15-year fixed-rate mortgage refinancing rate

The average interest rate on the 15-year fixed refinance mortgage remained at 2.46%. Last week, the 15-year fixed rate mortgage was at 2.49%. Today’s rate is higher than the 52-week low of 2.39%.

On a 15-year fixed refinancing, the APR is 2.61%. Last week it was 2.63%.
At the current interest rate of 2.46%, a 15-year fixed rate mortgage would cost about $ 665 per month in principal and interest per $ 100,000. You would pay approximately $ 19,683 in total interest over the life of the loan.

Giant 30-year mortgage refinancing rate

The average interest rate on a 30 year fixed rate jumbo mortgage refinance is 3.20%. A week ago, the average rate was 3.22%. The 30-year fixed rate on a jumbo mortgage is higher than the 52-week low of 2.37%.

Borrowers on a 30-year fixed-rate jumbo mortgage refinance with a current interest rate of 3.20% will pay $ 3,244 per month in principal and interest per $ 100,000. This means that on a $ 750,000 loan, the monthly principal and interest payment would be approximately $ 3,244, and you would pay approximately $ 417,661 in total interest over the life of the loan.

Jumbo Refi rates over 15 years

The average interest rate on the 15-year fixed-rate jumbo mortgage refinance has fallen to 2.44%. Last week, the average rate was 2.48%. The 15-year fixed rate on a jumbo mortgage is higher than the 52-week low of 2.37%.

Borrowers on a 15-year fixed rate jumbo mortgage refinance with a current interest rate of 2.44% will pay $ 664 per month in principal and interest per $ 100,000. This means that on a $ 750,000 loan, the monthly principal and interest payment would be approximately $ 4,980, and you would pay approximately $ 146,357 in total interest over the life of the loan.

5/1 ARM refinancing rate

The average interest rate on a 5/1 ARM is 2.86%, higher than the 52 week low of 2.83%. Last week, the average rate was 4.14%.

Borrowers with an ARM 5/1 of $ 100,000 with a current interest rate of 2.86% will pay $ 414 per month in principal and interest.

When should you refinance your home

There are a number of reasons why you should refinance your home, but many homeowners consider refinancing when they can lower their interest rate, lower their monthly payments, or pay off their home loan sooner. Refinancing can also help you gain equity in your home or eliminate private mortgage insurance (PMI).

A home loan refinance can make sense, especially if you plan to stay in your home for a while. Even if you get a lower interest rate, you have to factor in the costs of the loan.
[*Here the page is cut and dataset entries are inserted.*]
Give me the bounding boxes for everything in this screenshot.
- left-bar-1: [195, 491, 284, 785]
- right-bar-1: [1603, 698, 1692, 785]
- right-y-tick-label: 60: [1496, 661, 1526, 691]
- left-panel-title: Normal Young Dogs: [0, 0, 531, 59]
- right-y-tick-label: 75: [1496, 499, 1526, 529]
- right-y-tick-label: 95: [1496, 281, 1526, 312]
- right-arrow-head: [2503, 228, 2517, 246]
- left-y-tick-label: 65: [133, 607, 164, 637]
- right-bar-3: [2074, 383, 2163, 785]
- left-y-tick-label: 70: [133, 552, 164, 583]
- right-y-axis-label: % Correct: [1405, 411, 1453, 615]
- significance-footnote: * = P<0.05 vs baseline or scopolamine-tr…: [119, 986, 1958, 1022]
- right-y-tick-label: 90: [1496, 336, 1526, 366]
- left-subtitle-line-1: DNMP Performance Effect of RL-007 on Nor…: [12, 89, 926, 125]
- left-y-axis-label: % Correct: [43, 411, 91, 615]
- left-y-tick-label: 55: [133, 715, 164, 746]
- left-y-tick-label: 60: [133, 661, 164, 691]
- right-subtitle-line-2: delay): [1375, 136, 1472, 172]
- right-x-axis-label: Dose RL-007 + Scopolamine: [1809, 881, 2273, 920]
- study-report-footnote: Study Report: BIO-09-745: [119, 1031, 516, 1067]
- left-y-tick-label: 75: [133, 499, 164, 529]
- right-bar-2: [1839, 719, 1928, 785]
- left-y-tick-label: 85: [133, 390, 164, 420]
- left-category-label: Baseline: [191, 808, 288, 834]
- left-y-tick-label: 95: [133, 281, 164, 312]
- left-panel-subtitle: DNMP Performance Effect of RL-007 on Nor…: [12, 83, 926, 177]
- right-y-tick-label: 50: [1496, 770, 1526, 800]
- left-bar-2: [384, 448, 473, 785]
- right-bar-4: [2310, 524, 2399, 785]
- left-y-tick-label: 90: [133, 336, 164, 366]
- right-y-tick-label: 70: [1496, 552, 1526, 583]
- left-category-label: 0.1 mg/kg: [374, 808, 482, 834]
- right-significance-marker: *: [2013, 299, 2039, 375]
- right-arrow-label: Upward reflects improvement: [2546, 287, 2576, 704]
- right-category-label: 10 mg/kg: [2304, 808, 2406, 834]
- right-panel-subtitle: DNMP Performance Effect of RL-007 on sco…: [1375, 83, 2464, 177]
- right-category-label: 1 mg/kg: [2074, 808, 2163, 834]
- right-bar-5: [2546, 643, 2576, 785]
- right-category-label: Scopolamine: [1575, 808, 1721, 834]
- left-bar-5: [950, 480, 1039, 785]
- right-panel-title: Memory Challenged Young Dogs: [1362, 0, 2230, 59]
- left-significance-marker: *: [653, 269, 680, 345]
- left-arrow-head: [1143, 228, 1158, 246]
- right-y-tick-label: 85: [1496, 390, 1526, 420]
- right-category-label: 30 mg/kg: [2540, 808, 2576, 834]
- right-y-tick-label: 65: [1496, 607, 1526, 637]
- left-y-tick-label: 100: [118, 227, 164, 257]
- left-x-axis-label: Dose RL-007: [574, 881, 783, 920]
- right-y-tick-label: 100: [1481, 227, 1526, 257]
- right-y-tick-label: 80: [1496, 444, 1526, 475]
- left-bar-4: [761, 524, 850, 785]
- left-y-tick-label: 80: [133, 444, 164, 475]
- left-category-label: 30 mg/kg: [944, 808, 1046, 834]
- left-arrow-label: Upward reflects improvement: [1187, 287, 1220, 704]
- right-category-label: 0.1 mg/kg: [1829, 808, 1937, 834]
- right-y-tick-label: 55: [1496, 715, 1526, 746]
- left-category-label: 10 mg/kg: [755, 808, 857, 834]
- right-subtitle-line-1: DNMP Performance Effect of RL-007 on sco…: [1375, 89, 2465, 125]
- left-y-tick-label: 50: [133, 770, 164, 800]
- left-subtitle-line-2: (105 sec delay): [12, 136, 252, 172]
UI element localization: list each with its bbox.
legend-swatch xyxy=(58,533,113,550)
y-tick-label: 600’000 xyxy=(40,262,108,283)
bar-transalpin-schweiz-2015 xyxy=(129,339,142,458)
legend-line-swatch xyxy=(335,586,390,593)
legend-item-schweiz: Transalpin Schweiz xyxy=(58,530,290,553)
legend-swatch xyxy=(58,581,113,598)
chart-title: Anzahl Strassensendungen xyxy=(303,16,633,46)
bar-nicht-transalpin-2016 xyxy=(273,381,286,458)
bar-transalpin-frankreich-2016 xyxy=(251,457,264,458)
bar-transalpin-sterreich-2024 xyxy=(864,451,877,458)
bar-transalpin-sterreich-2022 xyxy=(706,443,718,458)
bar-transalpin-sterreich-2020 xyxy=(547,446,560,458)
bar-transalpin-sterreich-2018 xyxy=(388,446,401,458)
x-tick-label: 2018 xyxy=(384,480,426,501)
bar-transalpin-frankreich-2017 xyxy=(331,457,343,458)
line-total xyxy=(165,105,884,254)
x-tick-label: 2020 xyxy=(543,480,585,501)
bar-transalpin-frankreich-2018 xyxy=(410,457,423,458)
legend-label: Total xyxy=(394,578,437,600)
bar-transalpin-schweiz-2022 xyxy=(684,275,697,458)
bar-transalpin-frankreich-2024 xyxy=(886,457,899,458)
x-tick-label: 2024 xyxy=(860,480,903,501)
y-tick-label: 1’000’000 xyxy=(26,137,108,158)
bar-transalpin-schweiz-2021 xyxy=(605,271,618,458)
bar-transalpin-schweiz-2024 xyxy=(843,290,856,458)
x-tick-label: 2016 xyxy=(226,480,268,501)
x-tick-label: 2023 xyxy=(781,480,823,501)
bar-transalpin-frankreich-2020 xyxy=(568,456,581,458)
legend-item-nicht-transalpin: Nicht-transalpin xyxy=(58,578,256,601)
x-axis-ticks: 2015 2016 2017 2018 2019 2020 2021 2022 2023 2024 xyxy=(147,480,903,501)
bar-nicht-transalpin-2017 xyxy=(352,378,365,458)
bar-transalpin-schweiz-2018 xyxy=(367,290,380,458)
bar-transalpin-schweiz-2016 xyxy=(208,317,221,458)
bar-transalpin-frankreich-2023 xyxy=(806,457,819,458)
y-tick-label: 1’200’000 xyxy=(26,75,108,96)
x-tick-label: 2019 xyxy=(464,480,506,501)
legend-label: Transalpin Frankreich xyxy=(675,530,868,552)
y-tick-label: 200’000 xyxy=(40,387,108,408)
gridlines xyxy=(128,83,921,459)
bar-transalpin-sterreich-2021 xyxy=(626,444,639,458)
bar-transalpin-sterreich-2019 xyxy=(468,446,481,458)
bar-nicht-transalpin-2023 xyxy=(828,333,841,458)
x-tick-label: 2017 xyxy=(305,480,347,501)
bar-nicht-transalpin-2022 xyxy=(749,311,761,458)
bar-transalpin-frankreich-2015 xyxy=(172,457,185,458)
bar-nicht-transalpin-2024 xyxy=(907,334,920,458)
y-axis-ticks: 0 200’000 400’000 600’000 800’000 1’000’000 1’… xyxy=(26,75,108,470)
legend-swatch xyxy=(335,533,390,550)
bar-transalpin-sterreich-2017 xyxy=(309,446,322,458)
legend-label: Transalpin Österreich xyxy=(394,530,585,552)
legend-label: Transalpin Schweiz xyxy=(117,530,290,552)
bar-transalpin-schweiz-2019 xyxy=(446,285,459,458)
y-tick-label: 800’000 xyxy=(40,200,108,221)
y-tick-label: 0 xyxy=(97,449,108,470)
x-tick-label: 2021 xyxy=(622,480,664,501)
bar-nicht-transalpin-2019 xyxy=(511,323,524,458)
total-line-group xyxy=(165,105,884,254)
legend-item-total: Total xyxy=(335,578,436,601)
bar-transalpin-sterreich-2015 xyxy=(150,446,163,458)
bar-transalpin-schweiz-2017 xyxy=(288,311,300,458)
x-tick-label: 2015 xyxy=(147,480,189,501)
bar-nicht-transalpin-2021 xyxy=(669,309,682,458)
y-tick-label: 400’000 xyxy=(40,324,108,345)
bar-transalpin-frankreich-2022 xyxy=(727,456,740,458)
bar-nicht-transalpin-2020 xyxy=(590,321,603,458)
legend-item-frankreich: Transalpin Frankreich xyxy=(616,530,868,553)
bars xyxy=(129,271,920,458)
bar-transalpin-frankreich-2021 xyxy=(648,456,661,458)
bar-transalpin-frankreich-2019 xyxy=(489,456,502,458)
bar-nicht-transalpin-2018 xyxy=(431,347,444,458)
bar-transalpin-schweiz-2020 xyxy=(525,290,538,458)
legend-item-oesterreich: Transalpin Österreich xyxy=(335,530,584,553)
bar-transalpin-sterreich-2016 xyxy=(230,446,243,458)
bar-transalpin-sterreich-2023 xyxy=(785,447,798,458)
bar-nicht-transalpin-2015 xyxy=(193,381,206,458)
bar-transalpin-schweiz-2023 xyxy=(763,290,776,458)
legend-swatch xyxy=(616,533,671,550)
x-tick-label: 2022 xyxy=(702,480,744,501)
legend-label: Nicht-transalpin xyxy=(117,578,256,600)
Calculate the break-even point where your savings from a lower interest rate exceed your closing costs by dividing your closing costs by the monthly savings from your new payment.

Our mortgage refinance calculator can help you determine if refinancing is right for you.

Just like when shopping for a mortgage when buying your home, here’s how you can find the lowest refinance rate when you refinance:

  • Maintain a good credit rating
  • Consider a shorter term loan
  • Reduce your debt ratio
  • Monitor mortgage rates

A strong credit rating doesn’t guarantee that your refinance will be approved or that you’ll get the lowest rate, but it might make it easier for you. Lenders are also more likely to approve you if you don’t have excessive monthly debt. You should also keep an eye on the mortgage rates for the different loan terms. They fluctuate frequently, and loans that need to be repaid sooner tend to charge lower interest rates.